Are people allowed to kill animals found in zoos? The issue is serious in Nuremberg: Guinea baboons thrive there too well.

Two baboons sit with a mini baboon in their enclosure at Nuremberg Zoo and look thoughtfully at the area

Honestly, we humans don't know what is important or indifferent to these baboons at the Nuremberg Zoo. Photo: Daniel Karmann/dpa

“Baboons in danger: Nuremberg zoo wants to kill animals,” ProSieben headlined over the weekend. The headline inadvertently brings the dilemma to the point. Because Guinea baboons, which come from a relatively small area in West Africa, are truly in danger. Their habitat is shrinking and populations have been declining for decades. No improvement is in sight, on the contrary: one of its most important refuges, the Niokolo-Koba National Park in Senegal, is inscribed on UNESCO's List of World Heritage in Danger due to the continuous deterioration of its protection status.

Precisely because of this dangerous situation, the zoo now wants to kill some of its population and at the end of last week submitted a corresponding communication to the environmental committee of the city of Nuremberg for consultation on February 21. On the one hand, given the precarious situation of animals in their homeland, it is urgent to maintain a healthy reserve population in zoos.

This is the only way to relocate them to their original habitat later, when the problems are expected to be under control. They would not be the first: the bison, Przwalski's horse, the black-footed polecat and others have shown the way. All of these animal species would have become extinct long ago if they had not been bred in zoos and, after appropriate measures, returned to their natural habitat.

For this option to one day also exist for Guinea baboons, it is necessary for the monkey gang to constantly provide offspring. Animals do it with great joy: mating and raising young is one of their basic basic needs. However, since there is no shortage of lions, leopards and birds of prey in the zoo, but rather they are found in other enclosures, and because in case of illness a concerned veterinarian comes to the place, the number of baboons continues to increase.

Killing only for “reasonable reasons”

Simple Population Biology: In nature, the reproduction rate is designed to compensate for all types of losses. In the zoo, on the other hand, the animals live warm and safe, grow up well protected and become very old. There are currently 45 baboons in Nuremberg, although the facility is only designed for 25. An unsustainable situation in the long term, even from an animal welfare perspective.

Contraception does not work as desired, other zoos do not have free capacity, reintroduction is currently impossible due to the lack of habitats suitable for the needs of the baboons. That's why the zoo now wants to kill some of its animals to preserve a demographically healthy and reproductive population. Some animal rights activists react “shocked” (T-Online) and, as expected, threaten criminal charges.

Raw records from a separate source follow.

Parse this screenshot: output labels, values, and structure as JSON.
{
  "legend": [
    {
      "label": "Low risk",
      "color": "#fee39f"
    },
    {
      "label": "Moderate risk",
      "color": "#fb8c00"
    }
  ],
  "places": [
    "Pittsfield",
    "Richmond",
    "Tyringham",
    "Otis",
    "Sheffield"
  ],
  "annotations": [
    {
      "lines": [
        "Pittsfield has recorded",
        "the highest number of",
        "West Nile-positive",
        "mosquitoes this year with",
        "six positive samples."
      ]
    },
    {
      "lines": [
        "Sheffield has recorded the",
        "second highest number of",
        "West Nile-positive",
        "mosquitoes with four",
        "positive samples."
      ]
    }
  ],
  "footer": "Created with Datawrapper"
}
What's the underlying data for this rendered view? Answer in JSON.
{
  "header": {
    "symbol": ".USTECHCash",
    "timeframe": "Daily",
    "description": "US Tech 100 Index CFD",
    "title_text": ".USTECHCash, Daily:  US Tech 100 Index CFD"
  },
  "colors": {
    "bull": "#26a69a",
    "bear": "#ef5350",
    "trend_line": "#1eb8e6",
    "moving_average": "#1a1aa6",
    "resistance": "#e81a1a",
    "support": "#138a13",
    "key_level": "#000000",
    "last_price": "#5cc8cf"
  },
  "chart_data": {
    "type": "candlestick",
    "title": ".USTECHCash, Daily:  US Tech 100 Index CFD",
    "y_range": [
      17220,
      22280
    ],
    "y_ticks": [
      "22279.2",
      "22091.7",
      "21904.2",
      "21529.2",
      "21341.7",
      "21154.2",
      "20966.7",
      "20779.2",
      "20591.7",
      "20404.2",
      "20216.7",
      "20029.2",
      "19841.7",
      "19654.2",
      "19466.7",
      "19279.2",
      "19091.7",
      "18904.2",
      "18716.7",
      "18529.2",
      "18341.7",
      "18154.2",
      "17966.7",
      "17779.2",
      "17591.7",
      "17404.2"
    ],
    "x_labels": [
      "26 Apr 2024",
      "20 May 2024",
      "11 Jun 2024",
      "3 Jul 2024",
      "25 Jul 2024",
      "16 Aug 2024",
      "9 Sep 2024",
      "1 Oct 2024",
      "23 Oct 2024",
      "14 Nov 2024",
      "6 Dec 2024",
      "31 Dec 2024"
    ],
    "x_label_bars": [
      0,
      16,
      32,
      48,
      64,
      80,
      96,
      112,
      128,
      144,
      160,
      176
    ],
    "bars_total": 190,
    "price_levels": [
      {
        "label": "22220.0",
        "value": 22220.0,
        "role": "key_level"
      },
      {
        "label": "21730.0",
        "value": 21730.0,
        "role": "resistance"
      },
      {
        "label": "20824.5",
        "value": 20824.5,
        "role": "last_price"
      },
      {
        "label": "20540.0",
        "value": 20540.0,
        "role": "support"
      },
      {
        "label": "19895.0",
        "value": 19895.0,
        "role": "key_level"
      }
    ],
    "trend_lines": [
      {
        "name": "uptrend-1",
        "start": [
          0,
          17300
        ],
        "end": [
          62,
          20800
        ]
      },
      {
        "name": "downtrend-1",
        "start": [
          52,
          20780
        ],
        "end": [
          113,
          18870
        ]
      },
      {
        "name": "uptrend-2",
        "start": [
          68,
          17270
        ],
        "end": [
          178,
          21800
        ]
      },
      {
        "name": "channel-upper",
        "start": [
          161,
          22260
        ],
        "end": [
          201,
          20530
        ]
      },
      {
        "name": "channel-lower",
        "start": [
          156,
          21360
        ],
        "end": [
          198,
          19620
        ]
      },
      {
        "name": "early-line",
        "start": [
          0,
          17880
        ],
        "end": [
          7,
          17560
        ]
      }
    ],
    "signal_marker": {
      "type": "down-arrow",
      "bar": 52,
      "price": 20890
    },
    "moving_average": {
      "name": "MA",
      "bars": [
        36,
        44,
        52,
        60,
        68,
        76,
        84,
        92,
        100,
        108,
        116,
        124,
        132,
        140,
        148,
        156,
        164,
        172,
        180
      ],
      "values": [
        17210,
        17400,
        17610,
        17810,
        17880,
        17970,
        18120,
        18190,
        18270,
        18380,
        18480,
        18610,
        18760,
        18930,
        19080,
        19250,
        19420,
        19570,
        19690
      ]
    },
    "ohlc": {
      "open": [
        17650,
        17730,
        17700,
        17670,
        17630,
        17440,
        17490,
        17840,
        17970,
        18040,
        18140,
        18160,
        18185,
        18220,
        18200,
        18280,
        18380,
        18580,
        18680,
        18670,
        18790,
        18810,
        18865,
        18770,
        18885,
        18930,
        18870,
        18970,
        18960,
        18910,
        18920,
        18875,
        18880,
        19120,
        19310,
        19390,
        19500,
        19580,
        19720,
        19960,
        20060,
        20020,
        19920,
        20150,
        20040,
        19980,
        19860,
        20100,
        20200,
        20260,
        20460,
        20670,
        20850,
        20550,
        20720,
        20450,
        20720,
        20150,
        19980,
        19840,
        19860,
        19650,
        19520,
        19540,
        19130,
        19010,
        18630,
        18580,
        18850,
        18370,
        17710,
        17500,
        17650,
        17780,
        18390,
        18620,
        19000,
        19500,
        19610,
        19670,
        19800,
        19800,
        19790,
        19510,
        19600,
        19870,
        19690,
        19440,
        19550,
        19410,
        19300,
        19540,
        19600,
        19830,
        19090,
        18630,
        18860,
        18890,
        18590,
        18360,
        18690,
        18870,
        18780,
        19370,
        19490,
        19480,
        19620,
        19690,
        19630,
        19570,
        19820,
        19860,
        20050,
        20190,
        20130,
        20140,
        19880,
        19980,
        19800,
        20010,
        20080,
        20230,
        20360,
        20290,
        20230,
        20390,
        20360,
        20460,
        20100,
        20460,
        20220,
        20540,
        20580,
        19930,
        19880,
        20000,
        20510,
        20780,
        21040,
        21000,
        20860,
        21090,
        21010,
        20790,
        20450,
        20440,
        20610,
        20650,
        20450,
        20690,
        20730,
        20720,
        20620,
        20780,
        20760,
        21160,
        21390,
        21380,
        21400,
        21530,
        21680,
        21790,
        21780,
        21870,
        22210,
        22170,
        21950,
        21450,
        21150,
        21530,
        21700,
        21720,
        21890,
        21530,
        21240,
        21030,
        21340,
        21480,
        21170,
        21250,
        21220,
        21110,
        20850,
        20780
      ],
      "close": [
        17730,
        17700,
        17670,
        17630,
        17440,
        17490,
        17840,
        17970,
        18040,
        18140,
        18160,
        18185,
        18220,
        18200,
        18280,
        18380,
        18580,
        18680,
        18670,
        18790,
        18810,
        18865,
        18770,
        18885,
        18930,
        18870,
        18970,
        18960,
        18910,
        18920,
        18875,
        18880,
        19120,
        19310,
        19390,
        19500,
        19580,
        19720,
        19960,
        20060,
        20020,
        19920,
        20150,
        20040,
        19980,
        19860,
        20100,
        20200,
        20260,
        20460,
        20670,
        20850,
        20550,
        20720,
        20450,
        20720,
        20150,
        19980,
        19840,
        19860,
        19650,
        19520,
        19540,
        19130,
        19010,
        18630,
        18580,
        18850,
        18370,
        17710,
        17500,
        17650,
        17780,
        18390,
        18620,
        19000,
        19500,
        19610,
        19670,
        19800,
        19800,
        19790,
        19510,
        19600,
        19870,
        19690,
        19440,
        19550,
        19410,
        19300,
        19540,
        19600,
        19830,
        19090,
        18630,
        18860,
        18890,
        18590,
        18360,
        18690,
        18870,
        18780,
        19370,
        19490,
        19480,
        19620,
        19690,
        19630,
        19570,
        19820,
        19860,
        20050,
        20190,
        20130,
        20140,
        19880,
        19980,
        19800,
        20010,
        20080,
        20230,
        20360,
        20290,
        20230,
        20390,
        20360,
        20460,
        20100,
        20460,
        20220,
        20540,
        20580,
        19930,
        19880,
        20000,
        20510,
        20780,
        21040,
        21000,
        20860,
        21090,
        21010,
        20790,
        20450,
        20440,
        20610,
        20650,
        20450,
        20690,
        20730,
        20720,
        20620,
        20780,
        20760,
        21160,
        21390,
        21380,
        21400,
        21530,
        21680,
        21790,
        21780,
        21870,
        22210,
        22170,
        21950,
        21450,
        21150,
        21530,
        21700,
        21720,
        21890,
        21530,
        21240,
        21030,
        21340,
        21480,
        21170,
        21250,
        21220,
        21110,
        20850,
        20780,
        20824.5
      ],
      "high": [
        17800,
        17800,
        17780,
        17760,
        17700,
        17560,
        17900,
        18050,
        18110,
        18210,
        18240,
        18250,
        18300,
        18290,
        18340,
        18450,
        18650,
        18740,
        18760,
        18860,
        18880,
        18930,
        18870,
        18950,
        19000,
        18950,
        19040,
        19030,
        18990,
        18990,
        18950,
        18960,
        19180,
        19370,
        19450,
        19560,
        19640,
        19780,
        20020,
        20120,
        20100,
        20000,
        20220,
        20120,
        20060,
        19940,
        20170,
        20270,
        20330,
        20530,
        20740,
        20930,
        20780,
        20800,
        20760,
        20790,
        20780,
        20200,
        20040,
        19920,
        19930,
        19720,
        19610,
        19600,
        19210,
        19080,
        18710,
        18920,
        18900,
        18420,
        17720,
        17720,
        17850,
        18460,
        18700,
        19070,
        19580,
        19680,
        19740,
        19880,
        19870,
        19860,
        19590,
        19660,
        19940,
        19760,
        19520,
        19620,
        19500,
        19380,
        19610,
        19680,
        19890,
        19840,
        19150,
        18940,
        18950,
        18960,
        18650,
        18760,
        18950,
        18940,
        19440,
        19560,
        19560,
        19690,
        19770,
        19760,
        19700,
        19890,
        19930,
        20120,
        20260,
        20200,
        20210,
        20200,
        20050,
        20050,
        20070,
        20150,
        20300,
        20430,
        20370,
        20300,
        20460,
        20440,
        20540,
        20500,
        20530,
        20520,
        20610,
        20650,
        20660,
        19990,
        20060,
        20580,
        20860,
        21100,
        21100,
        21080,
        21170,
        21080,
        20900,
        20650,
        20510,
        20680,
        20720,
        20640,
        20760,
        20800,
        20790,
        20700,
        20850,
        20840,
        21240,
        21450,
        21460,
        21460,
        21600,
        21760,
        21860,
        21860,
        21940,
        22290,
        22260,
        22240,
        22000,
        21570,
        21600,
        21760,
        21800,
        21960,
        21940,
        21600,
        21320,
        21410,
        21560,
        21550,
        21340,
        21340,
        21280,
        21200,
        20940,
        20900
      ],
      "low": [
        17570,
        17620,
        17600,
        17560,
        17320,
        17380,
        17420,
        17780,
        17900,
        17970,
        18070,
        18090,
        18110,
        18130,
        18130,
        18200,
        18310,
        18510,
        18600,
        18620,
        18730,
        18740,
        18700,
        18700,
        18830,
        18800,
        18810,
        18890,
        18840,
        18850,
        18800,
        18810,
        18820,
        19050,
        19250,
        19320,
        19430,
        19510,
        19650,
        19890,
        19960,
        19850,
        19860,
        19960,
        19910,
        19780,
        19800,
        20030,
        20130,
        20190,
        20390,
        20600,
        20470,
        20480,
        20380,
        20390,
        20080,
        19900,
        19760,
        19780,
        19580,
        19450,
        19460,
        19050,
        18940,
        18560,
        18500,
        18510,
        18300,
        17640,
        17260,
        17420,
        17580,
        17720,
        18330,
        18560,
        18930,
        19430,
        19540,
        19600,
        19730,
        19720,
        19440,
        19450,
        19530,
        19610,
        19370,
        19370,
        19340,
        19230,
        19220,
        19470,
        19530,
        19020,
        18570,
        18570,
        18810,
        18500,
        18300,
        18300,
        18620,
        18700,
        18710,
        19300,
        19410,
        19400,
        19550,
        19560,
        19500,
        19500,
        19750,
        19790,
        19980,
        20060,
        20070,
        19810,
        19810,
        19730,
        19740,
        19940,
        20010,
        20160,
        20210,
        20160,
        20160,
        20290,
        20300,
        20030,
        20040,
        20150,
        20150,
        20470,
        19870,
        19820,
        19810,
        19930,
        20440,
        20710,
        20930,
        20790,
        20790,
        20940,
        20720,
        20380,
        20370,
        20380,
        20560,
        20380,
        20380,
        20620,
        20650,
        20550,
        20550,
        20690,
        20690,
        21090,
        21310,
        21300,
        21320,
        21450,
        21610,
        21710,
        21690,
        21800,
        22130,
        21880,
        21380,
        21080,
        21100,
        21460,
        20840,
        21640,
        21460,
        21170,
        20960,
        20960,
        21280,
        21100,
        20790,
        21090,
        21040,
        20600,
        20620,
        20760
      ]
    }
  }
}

According to the Animal Protection Law, killing animals is only permitted for “reasonable reasons.” Social consensus considers it sensible to raise pigs and cows with state subsidies in rather questionable conditions and then transform them into cutlets, sausages and goulash.

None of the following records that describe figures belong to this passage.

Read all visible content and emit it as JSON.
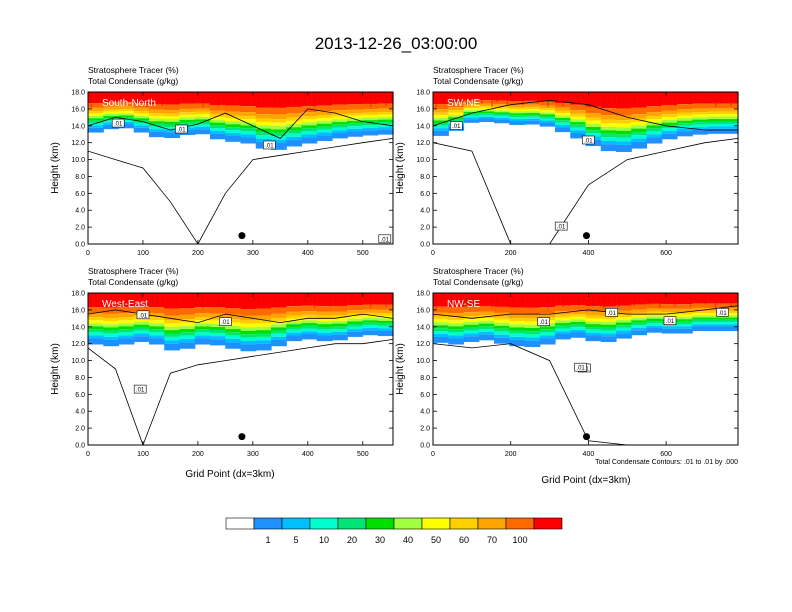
{
  "page": {
    "title": "2013-12-26_03:00:00",
    "contour_note": "Total Condensate Contours: .01 to .01 by .000"
  },
  "legend": {
    "colors": [
      "#ffffff",
      "#1e90ff",
      "#00bfff",
      "#00ffd0",
      "#00e676",
      "#00e000",
      "#a0ff40",
      "#ffff00",
      "#ffd000",
      "#ffa500",
      "#ff6a00",
      "#ff0000"
    ],
    "labels": [
      "1",
      "5",
      "10",
      "20",
      "30",
      "40",
      "50",
      "60",
      "70",
      "100"
    ]
  },
  "chart_data": [
    {
      "type": "heatmap",
      "section": "South-North",
      "line1": "Stratosphere Tracer   (%)",
      "line2": "Total Condensate   (g/kg)",
      "ylabel": "Height (km)",
      "xlabel": "",
      "xlim": [
        0,
        555
      ],
      "ylim": [
        0,
        18
      ],
      "xticks": [
        0,
        100,
        200,
        300,
        400,
        500
      ],
      "yticks": [
        "0.0",
        "2.0",
        "4.0",
        "6.0",
        "8.0",
        "10.0",
        "12.0",
        "14.0",
        "16.0",
        "18.0"
      ],
      "marker": {
        "x": 280,
        "y": 1.0
      },
      "contour_labels": [
        {
          "x": 55,
          "y": 14.2,
          "text": ".01"
        },
        {
          "x": 170,
          "y": 13.5,
          "text": ".01"
        },
        {
          "x": 330,
          "y": 11.6,
          "text": ".01"
        },
        {
          "x": 540,
          "y": 0.5,
          "text": ".01"
        }
      ],
      "tracer_base_km": [
        13.0,
        13.4,
        13.8,
        13.6,
        12.8,
        12.5,
        12.6,
        13.2,
        12.8,
        12.0,
        12.2,
        11.6,
        11.0,
        11.3,
        11.8,
        12.0,
        12.4,
        12.6,
        12.8,
        12.9,
        13.0
      ],
      "condensate_x": [
        0,
        50,
        100,
        150,
        200,
        250,
        300,
        350,
        400,
        450,
        500,
        555
      ],
      "condensate_top_km": [
        14.0,
        15.0,
        14.5,
        13.5,
        14.2,
        15.5,
        14.0,
        12.5,
        16.0,
        15.5,
        14.5,
        14.0
      ],
      "condensate_bottom_km": [
        11.0,
        10.0,
        9.0,
        5.0,
        0.0,
        6.0,
        10.0,
        10.5,
        11.0,
        11.5,
        12.0,
        12.5
      ]
    },
    {
      "type": "heatmap",
      "section": "SW-NE",
      "line1": "Stratosphere Tracer   (%)",
      "line2": "Total Condensate   (g/kg)",
      "ylabel": "Height (km)",
      "xlabel": "",
      "xlim": [
        0,
        785
      ],
      "ylim": [
        0,
        18
      ],
      "xticks": [
        0,
        200,
        400,
        600
      ],
      "yticks": [
        "0.0",
        "2.0",
        "4.0",
        "6.0",
        "8.0",
        "10.0",
        "12.0",
        "14.0",
        "16.0",
        "18.0"
      ],
      "marker": {
        "x": 395,
        "y": 1.0
      },
      "contour_labels": [
        {
          "x": 60,
          "y": 13.9,
          "text": ".01"
        },
        {
          "x": 400,
          "y": 12.2,
          "text": ".01"
        },
        {
          "x": 330,
          "y": 2.0,
          "text": ".01"
        }
      ],
      "tracer_base_km": [
        13.0,
        12.6,
        14.2,
        14.5,
        14.4,
        14.2,
        14.0,
        14.3,
        13.5,
        13.0,
        12.0,
        11.2,
        10.8,
        11.0,
        11.6,
        12.2,
        12.6,
        12.9,
        13.0,
        13.1,
        13.0
      ],
      "condensate_x": [
        0,
        100,
        200,
        300,
        400,
        500,
        600,
        700,
        785
      ],
      "condensate_top_km": [
        14.0,
        15.5,
        16.5,
        17.0,
        16.5,
        15.0,
        14.0,
        13.5,
        13.5
      ],
      "condensate_bottom_km": [
        12.0,
        11.0,
        0.0,
        0.0,
        7.0,
        10.0,
        11.0,
        12.0,
        12.5
      ]
    },
    {
      "type": "heatmap",
      "section": "West-East",
      "line1": "Stratosphere Tracer   (%)",
      "line2": "Total Condensate   (g/kg)",
      "ylabel": "Height (km)",
      "xlabel": "Grid Point (dx=3km)",
      "xlim": [
        0,
        555
      ],
      "ylim": [
        0,
        18
      ],
      "xticks": [
        0,
        100,
        200,
        300,
        400,
        500
      ],
      "yticks": [
        "0.0",
        "2.0",
        "4.0",
        "6.0",
        "8.0",
        "10.0",
        "12.0",
        "14.0",
        "16.0",
        "18.0"
      ],
      "marker": {
        "x": 280,
        "y": 1.0
      },
      "contour_labels": [
        {
          "x": 100,
          "y": 15.3,
          "text": ".01"
        },
        {
          "x": 250,
          "y": 14.5,
          "text": ".01"
        },
        {
          "x": 95,
          "y": 6.5,
          "text": ".01"
        }
      ],
      "tracer_base_km": [
        12.2,
        11.6,
        11.8,
        12.0,
        12.4,
        11.4,
        11.0,
        11.8,
        12.0,
        11.6,
        11.2,
        11.0,
        11.4,
        12.0,
        12.6,
        12.4,
        12.2,
        12.6,
        13.0,
        13.0,
        12.8
      ],
      "condensate_x": [
        0,
        50,
        100,
        150,
        200,
        250,
        300,
        350,
        400,
        450,
        500,
        555
      ],
      "condensate_top_km": [
        15.5,
        16.0,
        15.5,
        15.0,
        14.5,
        15.5,
        15.0,
        14.5,
        15.0,
        15.0,
        15.5,
        15.0
      ],
      "condensate_bottom_km": [
        11.5,
        9.0,
        0.0,
        8.5,
        9.5,
        10.0,
        10.5,
        11.0,
        11.5,
        12.0,
        12.0,
        12.5
      ]
    },
    {
      "type": "heatmap",
      "section": "NW-SE",
      "line1": "Stratosphere Tracer   (%)",
      "line2": "Total Condensate   (g/kg)",
      "ylabel": "Height (km)",
      "xlabel": "Grid Point (dx=3km)",
      "xlim": [
        0,
        785
      ],
      "ylim": [
        0,
        18
      ],
      "xticks": [
        0,
        200,
        400,
        600
      ],
      "yticks": [
        "0.0",
        "2.0",
        "4.0",
        "6.0",
        "8.0",
        "10.0",
        "12.0",
        "14.0",
        "16.0",
        "18.0"
      ],
      "marker": {
        "x": 395,
        "y": 1.0
      },
      "contour_labels": [
        {
          "x": 285,
          "y": 14.5,
          "text": ".01"
        },
        {
          "x": 390,
          "y": 9.0,
          "text": ".01"
        },
        {
          "x": 380,
          "y": 9.1,
          "text": ".01"
        },
        {
          "x": 460,
          "y": 15.6,
          "text": ".01"
        },
        {
          "x": 610,
          "y": 14.6,
          "text": ".01"
        },
        {
          "x": 745,
          "y": 15.6,
          "text": ".01"
        }
      ],
      "tracer_base_km": [
        12.2,
        12.0,
        11.8,
        12.6,
        12.2,
        11.8,
        11.6,
        11.6,
        12.2,
        12.8,
        12.6,
        12.0,
        12.4,
        12.8,
        13.2,
        13.4,
        13.0,
        13.4,
        13.6,
        13.4,
        13.6
      ],
      "condensate_x": [
        0,
        100,
        200,
        300,
        400,
        500,
        600,
        700,
        785
      ],
      "condensate_top_km": [
        15.5,
        15.0,
        15.5,
        15.5,
        16.0,
        15.5,
        15.5,
        16.0,
        16.5
      ],
      "condensate_bottom_km": [
        12.0,
        11.5,
        12.0,
        10.0,
        0.5,
        0.0,
        0.0,
        0.0,
        0.0
      ]
    }
  ]
}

However, when zoo animals end up in lion cages after a comparatively paradisiacal life, there is great outrage. It is enough to remember the case of the giraffe Marius in the Copenhagen Zoo, whose killing and subsequent use as food for predators caused a real shit storm internationally. After all, a giraffe is nothing more than a cow with an extravagant neck.

The inhibition threshold is higher in monkeys because they are more closely related to us and significantly more intelligent. However, the latter can also be said about pigs, which does not save funny animals with bristly snouts from the “sensitive” end like hoepeters.

Most brutal death on the savanna

So is high cholesterol fundamentally more morally valuable than preserving a species? With this initiative, the Nuremberg Zoo not only wants to solve the monkey problem, but also start a social debate. The objective is to fundamentally recognize the “biological indication” for species protection as a reasonable reason for killing in order to achieve legal certainty in the management of the population of species kept under human care. The need for this is undoubtedly increasing in view of the increasingly dramatic biodiversity crisis.

To save at least some of the species we are in danger of losing in the coming decades, the only realistic solution in many cases is breeding for conservation “ex situ”, that is, under human care, which inevitably involves killing animals. , which can then end up in the next enclosure, to the delight of the lions. In nature, the result would be the same anyway, except that we humans would have stayed out of it.

The affected baboon is probably quite indifferent to this, apart from the fact that the circumstances of its death in the zoo are probably much more pleasant than on the savanna. Especially since it can help ensure that there will still be Guinea baboons in the future. And that is what in the end we all want: both the baboons and the lions and us humans too.